Zmiany, które wzmacniają sytuację prawną wynajmującego, mogą przyczynić się również w dalszej perspektywie do zwiększenia podaży lokali przeznaczonych pod wynajem. Poprawki wprowadzają bowiem możliwość skorzystania z najmu okazjonalnego również przedsiębiorstwom.
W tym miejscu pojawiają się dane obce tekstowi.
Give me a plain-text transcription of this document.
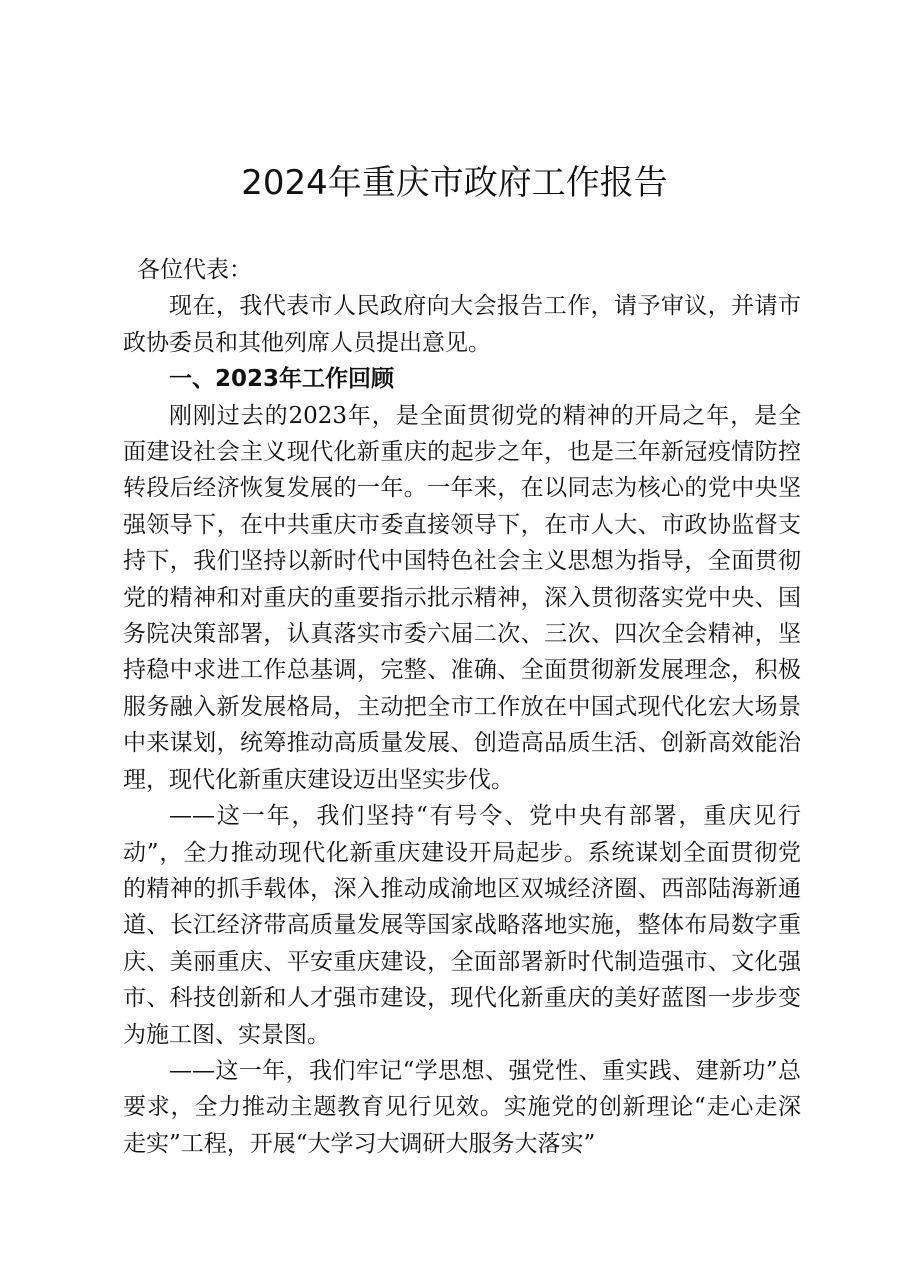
2024年重庆市政府工作报告

各位代表：

现在，我代表市人民政府向大会报告工作，请予审议，并请市政协委员和其他列席人员提出意见。

一、2023年工作回顾

刚刚过去的2023年，是全面贯彻党的精神的开局之年，是全面建设社会主义现代化新重庆的起步之年，也是三年新冠疫情防控转段后经济恢复发展的一年。一年来，在以同志为核心的党中央坚强领导下，在中共重庆市委直接领导下，在市人大、市政协监督支持下，我们坚持以新时代中国特色社会主义思想为指导，全面贯彻党的精神和对重庆的重要指示批示精神，深入贯彻落实党中央、国务院决策部署，认真落实市委六届二次、三次、四次全会精神，坚持稳中求进工作总基调，完整、准确、全面贯彻新发展理念，积极服务融入新发展格局，主动把全市工作放在中国式现代化宏大场景中来谋划，统筹推动高质量发展、创造高品质生活、创新高效能治理，现代化新重庆建设迈出坚实步伐。

——这一年，我们坚持“有号令、党中央有部署，重庆见行动”，全力推动现代化新重庆建设开局起步。系统谋划全面贯彻党的精神的抓手载体，深入推动成渝地区双城经济圈、西部陆海新通道、长江经济带高质量发展等国家战略落地实施，整体布局数字重庆、美丽重庆、平安重庆建设，全面部署新时代制造强市、文化强市、科技创新和人才强市建设，现代化新重庆的美好蓝图一步步变为施工图、实景图。

——这一年，我们牢记“学思想、强党性、重实践、建新功”总要求，全力推动主题教育见行见效。实施党的创新理论“走心走深走实”工程，开展“大学习大调研大服务大落实”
Dodatkowo, określone w umowie najmu warunki mają być obwarowane zobowiązaniem najemcy, złożonym przed notariuszem, że opuści lokal w przypadku niedochowania tych warunków, co umożliwi szybką eksmisję. Okoliczności te bez wątpienia przyczynią się do zmniejszenia ryzyka wynajmującego, związanego z brakiem możliwości usunięcia z lokalu dłużników, stale zalegających z należnymi opłatami. W efekcie spodziewać się można wzmożenia inwestycji w budownictwo pod wynajem. Zwiększyć się może tym samym konkurencyjność na rynku najmu, a zwiększona podaż mieszkań do wynajęcia doprowadzi prawdopodobnie do segmentacji w zakresie wysokości czynszów, które mogą być obniżane zwłaszcza w gorszych lokalizacjach, czy w budynkach o niższym standardzie. Tym samym, dla oczekujących w kolejce do własnego lokalu otworzy się realna szansa na własne „M”.